All for analogies, but can we bit a bit accurate (or at least explain our analogy)?
> Model training might be fairly described as a process of encoding the whole work/s, rather like jpeg encoding a copyright artwork
Uh, no, sorry, that is taking analogies too far. And it most certainly isn't a "fair" description.
> The fact that it produces imperfect copies of it's source is an encoding limitation, the same as other highly compressed copying and storage methods.
Bad analogy. The lossy nature of JPEG is well-defined in the quantisation step and even the worst over-compressed JPEG still spits out a recognisable copy of the *whole*. If you can suppress the ringing, a lossy image compressor will literally spit out a copy "as though you were standing x metres away" and can not resolve the high frequency components. Still designed with the sole purpose of representing the whole.
Note that we only apply lossy compression (of a form arguably similar to JPEG...) to audio and visual, not text. "Strip out the high frequency components" from text and you get gibberish, especially when trying to compile the results.
> The model itself is a copyright violation
I have argued before (and it was not well received, sob) that the model *might* be compared to the Huffman tree you can find in many compressors: as you traverse the tree, you hit a leaf node and spit out the tiny (just a few characters, maybe a word) on that leaf. The same tree is used (in this analogy) and traversed a *lot* to finally spit out a decent chunk of material. In the decompressor, it is the input bitstream that causes a specific traversal - one bitstream outputs "Moby Dick", another " Life of Brian" - and does so reliably and repeatedly.
It is those input bitstreams, the traversal pattern, that are the copyright violation. Not the Hufman tree.

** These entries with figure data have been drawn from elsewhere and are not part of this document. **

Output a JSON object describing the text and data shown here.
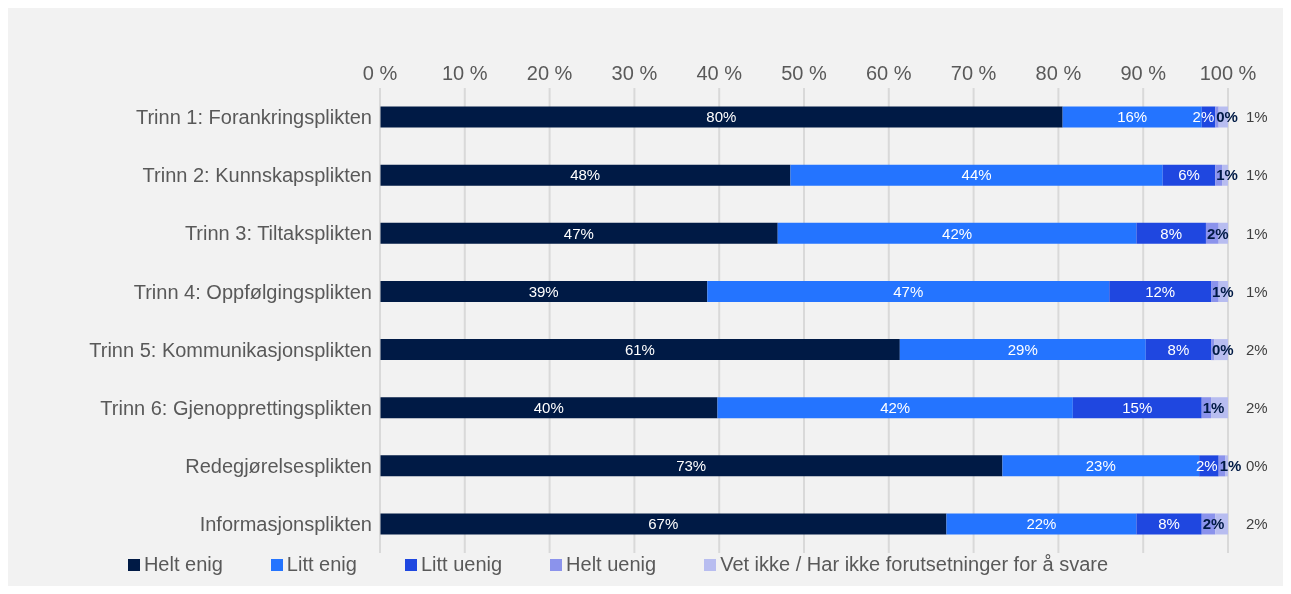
{
  "chart_data": {
    "type": "bar",
    "orientation": "horizontal",
    "stacked": true,
    "grid": "x",
    "legend": "bottom",
    "categories": [
      "Trinn 1: Forankringsplikten",
      "Trinn 2: Kunnskapsplikten",
      "Trinn 3: Tiltaksplikten",
      "Trinn 4: Oppfølgingsplikten",
      "Trinn 5: Kommunikasjonsplikten",
      "Trinn 6: Gjenopprettingsplikten",
      "Redegjørelsesplikten",
      "Informasjonsplikten"
    ],
    "xlim": [
      0,
      100
    ],
    "xticks": [
      {
        "value": 0,
        "label": "0 %"
      },
      {
        "value": 10,
        "label": "10 %"
      },
      {
        "value": 20,
        "label": "20 %"
      },
      {
        "value": 30,
        "label": "30 %"
      },
      {
        "value": 40,
        "label": "40 %"
      },
      {
        "value": 50,
        "label": "50 %"
      },
      {
        "value": 60,
        "label": "60 %"
      },
      {
        "value": 70,
        "label": "70 %"
      },
      {
        "value": 80,
        "label": "80 %"
      },
      {
        "value": 90,
        "label": "90 %"
      },
      {
        "value": 100,
        "label": "100 %"
      }
    ],
    "series": [
      {
        "name": "Helt enig",
        "color": "#001a45",
        "values": [
          80.5,
          48.4,
          46.9,
          38.6,
          61.3,
          39.8,
          73.4,
          66.8
        ],
        "value_labels": [
          "80%",
          "48%",
          "47%",
          "39%",
          "61%",
          "40%",
          "73%",
          "67%"
        ]
      },
      {
        "name": "Litt enig",
        "color": "#2474ff",
        "values": [
          16.4,
          43.9,
          42.3,
          47.4,
          29.0,
          41.9,
          23.2,
          22.4
        ],
        "value_labels": [
          "16%",
          "44%",
          "42%",
          "47%",
          "29%",
          "42%",
          "23%",
          "22%"
        ]
      },
      {
        "name": "Litt uenig",
        "color": "#1f47e0",
        "values": [
          1.6,
          6.2,
          8.2,
          12.0,
          7.7,
          15.2,
          2.3,
          7.7
        ],
        "value_labels": [
          "2%",
          "6%",
          "8%",
          "12%",
          "8%",
          "15%",
          "2%",
          "8%"
        ]
      },
      {
        "name": "Helt uenig",
        "color": "#8b93ec",
        "values": [
          0.4,
          0.8,
          1.5,
          0.9,
          0.4,
          1.1,
          0.8,
          1.6
        ],
        "value_labels": [
          "0%",
          "1%",
          "2%",
          "1%",
          "0%",
          "1%",
          "1%",
          "2%"
        ]
      },
      {
        "name": "Vet ikke / Har ikke forutsetninger for å svare",
        "color": "#b8bdf0",
        "values": [
          1.1,
          0.7,
          1.1,
          1.1,
          1.6,
          2.0,
          0.3,
          1.5
        ],
        "value_labels": [
          "1%",
          "1%",
          "1%",
          "1%",
          "2%",
          "2%",
          "0%",
          "2%"
        ]
      }
    ]
  }
}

In the analogous traversal of the Copilot (or other language model), the model itself should be as innocent as the simple tree (just a ot bigger and mor graphy than treey). So it must be what is guiding the traversal that is to blame, much as we did the bitstream above? But the traversal process is stochastic: until you finish it you have no idea precisely what you will get out. Unlike the compression example.
UNLESS, of course, in Copilot "the model" is a really crap model and the whole thing is not behaving like a "well behaved" deep learning model ought to and Copilot is all just a fake.